Die israelische Fluglinie El Al wirbt auf Hebräisch mit dem Claim ‘Wie Zuhause in der Welt’. Nach einer Woche in Zürich freute ich mich nicht unbedingt auf den Rückflug, aber doch auf mein Zuhause.

Nach der 5minütigen obligatorischen El Al Sicherheitsbefragung am Gate in Zürich – ich war stolz, dass ich das Interview auf Hebräisch bestanden hatte, ich fühlte mich ein bisschen schon wie zuhause – sagte der israelische Security mit Pokerface zu mir „We have to do an extra-check. You can sit here“.

Ich setzte mich und wartete. Ich hasse die Willkür von Türstehern, Gorillas, Sicherheitsdiensten. Und ich kenne die Routine: El Al / Israel hat eigene Leute, die sämtliche Reisende vor dem Boarding befragen. Je nach Antworten, Nachnamen, vielleicht auch Wetter oder Tagesform werden dann einzelne Subjekte einem ‘extra-check’ unterzogen. Willkommen zuhause.

Es geht natürlich um die Flugsicherheit – doch es fühlt sich nicht so an.

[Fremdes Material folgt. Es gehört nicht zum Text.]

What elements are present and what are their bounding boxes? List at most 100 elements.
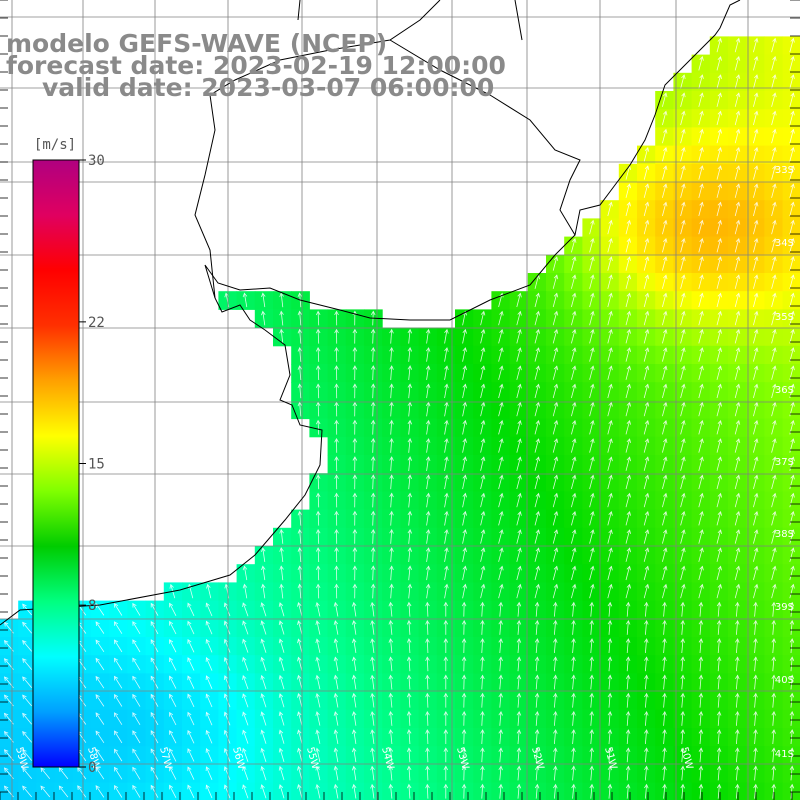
wind-arrow: [223, 602, 231, 617]
wind-cell: [673, 145, 693, 165]
wind-arrow: [352, 346, 358, 362]
wind-cell: [655, 327, 674, 347]
wind-arrow: [716, 74, 722, 89]
wind-arrow: [388, 674, 394, 690]
wind-arrow: [789, 237, 795, 253]
wind-arrow: [388, 601, 394, 617]
wind-arrow: [553, 619, 558, 635]
wind-arrow: [571, 474, 577, 490]
wind-cell: [709, 54, 729, 74]
wind-arrow: [662, 438, 668, 453]
wind-arrow: [480, 729, 485, 745]
wind-arrow: [589, 492, 595, 508]
wind-arrow: [462, 401, 467, 417]
wind-arrow: [643, 529, 650, 544]
wind-arrow: [425, 747, 430, 763]
wind-cell: [582, 364, 602, 383]
coastline-path: [0, 0, 741, 626]
wind-arrow: [315, 711, 321, 726]
wind-arrow: [297, 656, 303, 672]
wind-cell: [564, 582, 583, 602]
wind-arrow: [114, 785, 123, 798]
wind-arrow: [352, 365, 358, 381]
wind-arrow: [498, 765, 503, 781]
wind-cell: [637, 364, 656, 383]
wind-cell: [746, 455, 765, 474]
wind-cell: [673, 491, 693, 511]
wind-cell: [728, 54, 747, 74]
wind-arrow: [516, 710, 522, 726]
wind-arrow: [279, 310, 284, 326]
wind-cell: [509, 382, 529, 401]
wind-arrow: [315, 674, 321, 690]
wind-arrow: [771, 237, 777, 253]
wind-cell: [709, 273, 729, 292]
border-path: [194, 0, 441, 299]
wind-cell: [764, 436, 784, 456]
wind-cell: [746, 473, 765, 492]
wind-cell: [746, 72, 765, 92]
wind-cell: [564, 309, 583, 329]
wind-arrow: [716, 783, 722, 799]
wind-cell: [582, 582, 602, 602]
wind-arrow: [443, 729, 449, 744]
wind-arrow: [680, 201, 686, 217]
wind-arrow: [734, 583, 741, 599]
wind-arrow: [789, 74, 795, 89]
wind-cell: [746, 309, 765, 329]
wind-cell: [709, 309, 729, 329]
wind-arrow: [370, 674, 375, 690]
wind-cell: [455, 309, 474, 329]
wind-cell: [618, 291, 638, 310]
wind-cell: [527, 382, 547, 401]
wind-cell: [728, 72, 747, 92]
wind-cell: [637, 509, 656, 529]
wind-arrow: [589, 783, 594, 799]
wind-arrow: [261, 292, 266, 308]
wind-arrow: [552, 401, 559, 417]
wind-arrow: [771, 128, 777, 144]
wind-cell: [436, 327, 456, 347]
wind-arrow: [771, 347, 777, 362]
wind-arrow: [607, 201, 613, 217]
wind-arrow: [425, 601, 430, 617]
wind-arrow: [370, 656, 375, 672]
wind-arrow: [242, 656, 249, 671]
wind-cell: [509, 345, 529, 365]
wind-arrow: [771, 747, 776, 763]
wind-cell: [655, 364, 674, 383]
latitude-label: 40S: [775, 675, 794, 686]
wind-cell: [600, 509, 620, 529]
wind-arrow: [279, 528, 284, 544]
wind-arrow: [607, 710, 613, 726]
wind-cell: [709, 582, 729, 602]
wind-arrow: [407, 528, 413, 544]
wind-arrow: [406, 692, 412, 708]
wind-arrow: [789, 601, 795, 617]
wind-arrow: [260, 674, 267, 690]
wind-arrow: [662, 401, 668, 417]
wind-arrow: [351, 656, 357, 672]
wind-arrow: [351, 601, 357, 617]
wind-arrow: [334, 583, 339, 599]
wind-arrow: [370, 783, 375, 799]
wind-cell: [546, 473, 565, 492]
wind-arrow: [223, 693, 231, 708]
wind-arrow: [643, 328, 650, 344]
wind-arrow: [461, 656, 467, 672]
wind-cell: [746, 218, 765, 238]
wind-arrow: [589, 565, 595, 581]
wind-arrow: [753, 328, 759, 344]
wind-arrow: [77, 785, 87, 798]
wind-arrow: [789, 110, 795, 126]
wind-arrow: [132, 693, 141, 707]
wind-arrow: [753, 401, 759, 417]
wind-arrow: [789, 583, 795, 599]
wind-arrow: [95, 748, 105, 762]
wind-arrow: [534, 692, 540, 708]
wind-arrow: [589, 274, 595, 289]
wind-arrow: [351, 620, 357, 635]
wind-arrow: [735, 656, 740, 672]
wind-arrow: [735, 747, 740, 763]
wind-arrow: [643, 547, 650, 562]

Die Fragen der Sicherheitsleute sind so entworfen, dass sie zwangsläufig alle jene diskriminieren, die nicht jüdisch und in Israel geboren sind. Freunde hier versichern mir, dass sie auch gefilzt werden, es diene nur der Sicherheit, man dürfe es nicht persönlich nehmen …

“Hast du Freunde in Israel?” hatte er mich gefragt.
“Ja, viele,” lachte ich. Was sollte diese Frage?
“Wie heissen sie?”
Das Lachen verging mir.

“Ahmed, Mohammed, Yasser … ” wollte ich sagen, um ihm etwas zu Denken zu geben “… und Friedensaktivist Hans Z. aus Bern.”

Ich dachte wieder wie unheimlich es ist, dass ich noch immer keinen einzigen Araber kennengelernt habe. Seit bald vier Jahren in Israel.

Im Interview hatte er mich auch ausgefragt: Wo wir wohnen, ob wir Kinder haben …

“Woher ist deine Frau?”
“Israel.”
“Und die Eltern?”
“Israel.”

Wenn ihre Eltern vor 70 Jahren in Israel geboren wurden, ist die Chance gross dass sie Palästinenser sind – zumal der Familiennamen meiner Frau nicht Cohen oder Birnbaum ist.

Verdächtig.

Es ist beleidigend. Ich lebe seit bald vier Jahren in Israel, arbeite fleissig für wenig Geld, bezahle die hohe Wohnungsmiete, um in dem einen teuren Viertel in Israel zu leben, zu dem ich Schweizer problemlos kompatibel bin, ich schaffe Werte, mache Freunde, stecke den ganzen Kriegsscheiss weg – und die behandeln mich, als begehre ich Einlass in einen elitären Club.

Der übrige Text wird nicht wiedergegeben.